Que le public ait parfois peiné à adhérer, d'emblée, aux initiatives résultantes, n'est nullement inquiétant ou de mauvais pronostic, mais au contraire absolument naturel. Car, comprenons-le, ce n'est pas de gains instantanés, d'avantages immédiats, de plans sur la comête que le président a souhaité entretenir les français, mais de courage, d'efforts, de sens des responsabilités, et il est naturellement tentant, dans ces conditions, de prêter une oreille attentive aux discours rassurants d'une certaine opposition.
Pourtant, au-delà des récriminations passagères relatives à l'une ou l'autre des conséquences imputables aux réformes, abusivement qualifiées d'autoritaires, directives, liberticides, les français viennent de prouver, par leur soutien massif à la majorité présidentielle, qu'ils étaient parfaitement à même de faire la part des choses et que, le moment venu, ils étaient aptes à faire totalement abstraction de leurs récriminations de façade, de leurs griefs mineurs, pour témoigner avec force de leur attachement entier et solennel à un mouvement, à une idéologie et à un leader, dont le dévouement, la loyauté, le sérieux, la franchise, ont sû gagner leur considération, leur confiance et leur respect.

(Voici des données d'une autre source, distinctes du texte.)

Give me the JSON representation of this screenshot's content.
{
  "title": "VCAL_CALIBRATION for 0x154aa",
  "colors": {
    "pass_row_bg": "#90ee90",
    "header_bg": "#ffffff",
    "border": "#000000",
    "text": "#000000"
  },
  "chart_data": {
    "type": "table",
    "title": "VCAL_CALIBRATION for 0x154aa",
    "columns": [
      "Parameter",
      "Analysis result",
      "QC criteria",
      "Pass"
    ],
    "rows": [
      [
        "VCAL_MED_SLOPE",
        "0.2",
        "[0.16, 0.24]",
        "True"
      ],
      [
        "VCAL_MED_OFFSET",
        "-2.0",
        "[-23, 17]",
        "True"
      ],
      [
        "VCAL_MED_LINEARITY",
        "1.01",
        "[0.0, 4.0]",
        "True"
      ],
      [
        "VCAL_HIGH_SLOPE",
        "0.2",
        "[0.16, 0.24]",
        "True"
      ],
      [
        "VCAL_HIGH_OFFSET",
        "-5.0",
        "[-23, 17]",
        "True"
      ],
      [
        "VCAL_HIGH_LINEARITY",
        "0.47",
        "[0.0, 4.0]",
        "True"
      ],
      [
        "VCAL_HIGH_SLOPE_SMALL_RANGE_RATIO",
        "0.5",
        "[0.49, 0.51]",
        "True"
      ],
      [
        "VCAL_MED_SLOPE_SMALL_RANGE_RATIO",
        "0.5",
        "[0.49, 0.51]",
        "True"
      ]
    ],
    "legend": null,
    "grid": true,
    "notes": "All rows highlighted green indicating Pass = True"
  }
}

Ce succès remarquable doit être apprécié pour ce qu'il est : un acquiescement déclaré, un témoignage magistral d'adhésion à une volonté de changer l'ordre des évènements, et de s'associer avec enthousiasme et conviction à une belle aventure personnelle et collective.

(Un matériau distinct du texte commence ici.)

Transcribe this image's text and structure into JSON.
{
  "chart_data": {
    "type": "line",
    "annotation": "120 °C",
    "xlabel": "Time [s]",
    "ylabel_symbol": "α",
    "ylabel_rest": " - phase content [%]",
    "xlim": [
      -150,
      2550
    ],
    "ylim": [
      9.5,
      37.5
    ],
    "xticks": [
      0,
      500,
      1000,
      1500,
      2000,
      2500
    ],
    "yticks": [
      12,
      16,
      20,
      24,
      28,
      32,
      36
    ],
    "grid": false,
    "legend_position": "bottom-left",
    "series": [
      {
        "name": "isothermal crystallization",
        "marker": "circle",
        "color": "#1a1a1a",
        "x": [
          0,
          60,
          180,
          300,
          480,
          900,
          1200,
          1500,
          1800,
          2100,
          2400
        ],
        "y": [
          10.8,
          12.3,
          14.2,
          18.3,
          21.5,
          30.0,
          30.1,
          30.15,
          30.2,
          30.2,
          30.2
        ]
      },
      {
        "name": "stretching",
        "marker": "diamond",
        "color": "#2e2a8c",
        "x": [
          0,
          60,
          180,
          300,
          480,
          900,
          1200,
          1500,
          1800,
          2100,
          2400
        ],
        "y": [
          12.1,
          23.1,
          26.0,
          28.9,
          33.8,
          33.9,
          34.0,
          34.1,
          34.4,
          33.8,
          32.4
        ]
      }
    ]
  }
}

Pour ma part, il va sans dire que je me félicite des scores brillants obtenus par la majorité présidentielle, en particulier dans le secteur qui est le mien. Mon propre village, par exemple, a fait la part belle à l'UMP (50 % des votes), état de fait auquel je ne suis naturellement pas étrangère, et dont je tire la plus grande fierté.
J'espère aussi que cette démonstration claire des véritables préoccupations des français, et des sympathies exprimées à cette occasion, amènera les partis d'opposition à revoir, si ce n'est leurs doctrines, du moins leurs postures, et à comprendre que le dénigrement systématique, qui est leur fond de commerce, ne saurait masqué le vide idéologique qui est le leur et, moins encore, tenir lieu de projet ou de programme politique.

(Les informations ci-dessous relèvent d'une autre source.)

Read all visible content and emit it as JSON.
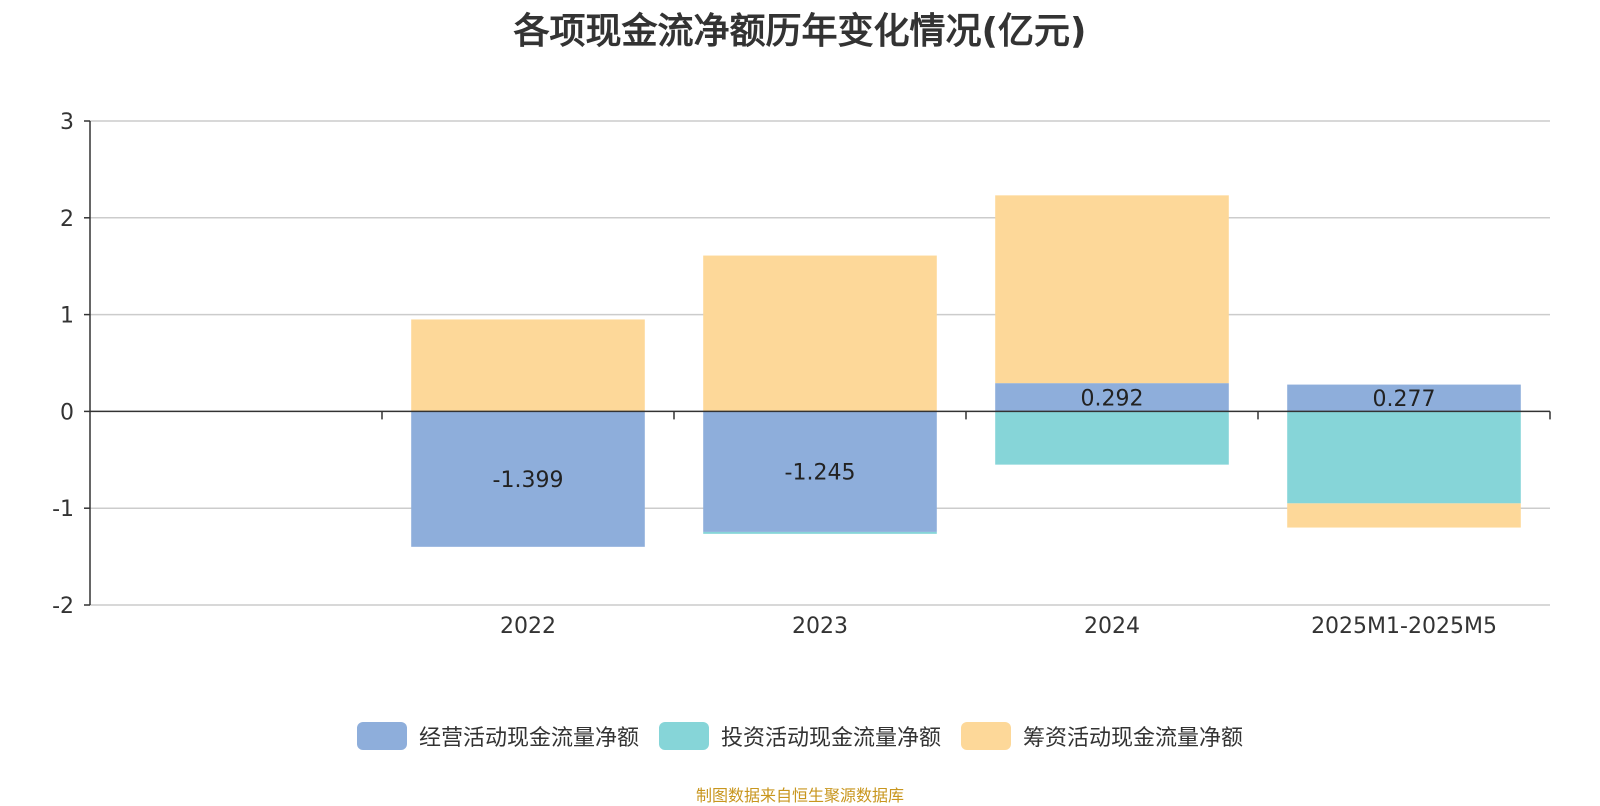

C'est forts du soutien populaire, sur des bases plus solides encore qu'elles ne l'étaient auparavant, que les partisans de la majorité se proposent maintenant de reprendre les tâches qui leur ont été confiées, avec l'inspiration et l'énergie transmises par la chaleur et la confiance des électeurs.
C'est une nouvelle période qui commence, riche de promesses et de défis, que nous relèverons et remporterons, tous ensemble. Cette victoire en préfigure d'autres, plus totales et plus belles, et symbolise le triomphe de l'intérêt public, notre plus grande source de motivation.
Que tous ceux qui nous ont fait confiance en soient ici remerciés. A tous les autres, j'aimerais tendre la main, chaleureusement, fraternellement, avec l'espoir qu'ils auront à cœur de nous suivre sur la voie de la modernité, de la croissance, et du succès.